You forwarded a story about a man who walked into an Applebee’s, ordered a water and left a $10 tip along with a nasty note referencing your firing. And you’ve heard about others who have done the same. You’ve also said there have been several moves on the web to promote a boycott of Applebee’s. What do you think of these ideas?
I am really in favor of what that guy did, because a straight boycott of Applebee’s is going to punish completely innocent employees who work very hard at their job, and they’re not working there because they researched the company’s political standings and are in favor of them. A lot of people are working there because it’s the best they can do right now and they need to make rent. But something that both sends the message to Applebee’s that they probably took things a little too far — you know there are far more disciplinary actions than termination — and there should be a few questions asked before decisions like that are made.

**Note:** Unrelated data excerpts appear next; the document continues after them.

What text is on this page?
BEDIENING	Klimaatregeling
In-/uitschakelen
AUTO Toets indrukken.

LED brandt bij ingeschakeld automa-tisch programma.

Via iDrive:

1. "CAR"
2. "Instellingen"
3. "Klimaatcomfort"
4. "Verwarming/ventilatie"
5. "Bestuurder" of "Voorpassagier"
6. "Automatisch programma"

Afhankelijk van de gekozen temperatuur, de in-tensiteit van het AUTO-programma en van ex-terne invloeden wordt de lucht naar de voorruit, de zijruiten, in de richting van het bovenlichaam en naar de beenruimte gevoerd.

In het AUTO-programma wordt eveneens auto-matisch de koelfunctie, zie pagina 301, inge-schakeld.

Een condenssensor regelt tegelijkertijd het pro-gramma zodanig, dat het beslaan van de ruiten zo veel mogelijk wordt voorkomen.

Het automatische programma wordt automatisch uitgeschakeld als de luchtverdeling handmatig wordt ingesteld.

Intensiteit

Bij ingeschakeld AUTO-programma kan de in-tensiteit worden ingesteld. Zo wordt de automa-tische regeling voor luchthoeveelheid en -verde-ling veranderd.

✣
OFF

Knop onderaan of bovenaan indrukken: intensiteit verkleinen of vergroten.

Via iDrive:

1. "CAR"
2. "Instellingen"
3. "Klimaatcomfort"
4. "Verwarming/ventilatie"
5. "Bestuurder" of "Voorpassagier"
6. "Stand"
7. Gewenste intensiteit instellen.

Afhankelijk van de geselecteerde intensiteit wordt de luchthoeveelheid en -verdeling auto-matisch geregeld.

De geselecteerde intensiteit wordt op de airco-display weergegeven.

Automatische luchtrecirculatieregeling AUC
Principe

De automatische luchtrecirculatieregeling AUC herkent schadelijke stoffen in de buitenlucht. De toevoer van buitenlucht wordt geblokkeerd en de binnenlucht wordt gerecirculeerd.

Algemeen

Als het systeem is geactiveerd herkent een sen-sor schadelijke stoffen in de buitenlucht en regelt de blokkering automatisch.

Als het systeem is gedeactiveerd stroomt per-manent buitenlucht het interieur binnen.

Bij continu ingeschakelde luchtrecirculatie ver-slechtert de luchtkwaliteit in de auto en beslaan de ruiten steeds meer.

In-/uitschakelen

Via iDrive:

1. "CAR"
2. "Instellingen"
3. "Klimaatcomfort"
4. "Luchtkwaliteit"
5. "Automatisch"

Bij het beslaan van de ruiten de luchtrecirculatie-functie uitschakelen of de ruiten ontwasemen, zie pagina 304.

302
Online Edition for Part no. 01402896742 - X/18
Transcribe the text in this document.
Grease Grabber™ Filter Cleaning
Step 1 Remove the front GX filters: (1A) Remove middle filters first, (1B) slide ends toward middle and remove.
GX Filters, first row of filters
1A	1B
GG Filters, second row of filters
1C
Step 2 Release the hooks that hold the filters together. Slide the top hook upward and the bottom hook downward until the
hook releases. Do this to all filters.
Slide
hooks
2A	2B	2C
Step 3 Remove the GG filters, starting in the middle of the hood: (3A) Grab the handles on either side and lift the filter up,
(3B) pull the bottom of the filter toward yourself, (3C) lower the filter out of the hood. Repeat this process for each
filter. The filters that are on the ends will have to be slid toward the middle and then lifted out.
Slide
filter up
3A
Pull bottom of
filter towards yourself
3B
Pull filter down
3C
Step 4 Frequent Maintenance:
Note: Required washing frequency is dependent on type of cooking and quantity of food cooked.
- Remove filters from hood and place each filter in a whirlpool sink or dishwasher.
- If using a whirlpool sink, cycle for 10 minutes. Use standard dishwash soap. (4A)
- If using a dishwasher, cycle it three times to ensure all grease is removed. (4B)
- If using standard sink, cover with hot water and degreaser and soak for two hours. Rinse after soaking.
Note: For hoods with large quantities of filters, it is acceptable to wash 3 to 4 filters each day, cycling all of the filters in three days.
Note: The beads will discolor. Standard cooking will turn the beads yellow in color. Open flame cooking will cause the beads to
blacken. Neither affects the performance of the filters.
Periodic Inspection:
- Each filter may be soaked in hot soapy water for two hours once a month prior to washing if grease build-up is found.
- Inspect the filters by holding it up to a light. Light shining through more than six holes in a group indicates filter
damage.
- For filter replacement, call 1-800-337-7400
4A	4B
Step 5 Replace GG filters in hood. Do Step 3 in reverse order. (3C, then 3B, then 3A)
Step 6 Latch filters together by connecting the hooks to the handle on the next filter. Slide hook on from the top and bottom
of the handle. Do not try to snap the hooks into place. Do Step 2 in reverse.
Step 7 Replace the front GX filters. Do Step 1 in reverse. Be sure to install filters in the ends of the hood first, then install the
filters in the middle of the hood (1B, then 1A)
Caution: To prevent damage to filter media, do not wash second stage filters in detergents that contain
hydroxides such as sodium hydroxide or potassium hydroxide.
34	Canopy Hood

What’s the upshot of all this for you?
I have received an incredible amount of encouraging and supportive messages from people across the world. I received messages from people in Canada and England and Germany who said things like, “You go, girl” or “We support you” or “You did the right thing.” I received messages from Christians who insist on sending me money to make up for this woman’s actions so my opinion of Christians isn’t damaged. The attention I’ve been given is overwhelmingly positive. All I can say is thank you.
The upshot of this is that the discussion of how servers are treated has been opened, and some of the responses I’ve seen have been really positive, and I feel like progress is actually going to be made. I see a lot of people posting on Facebook or Twitter, people saying, “The next time I go out I’m tipping my server 100 percent or 50 percent,” or, you know, “We’ll show them.” That’s a fantastic attitude. I wish this whole situation hadn’t happened that got so terribly out of hand, but the discussion that’s come out of it has been really comforting and encouraging.
Postscript: A bill was introduced last year in Congress, the Fair Minimum Wage Act, to increase the federal hourly minimum wage from $7.25 to $9.80 over three years and to raise the tipped minimum wage from $2.13 to $6.86. It died with the last Congress but is being re-introduced in the current Congress as the Miller-Harkin Fair Minimum Wage Act. On Feb. 13 (2.13), the Restaurant Opportunities Centers United will launch a big push to raise the tipped minimum wage for food workers and restaurant employees.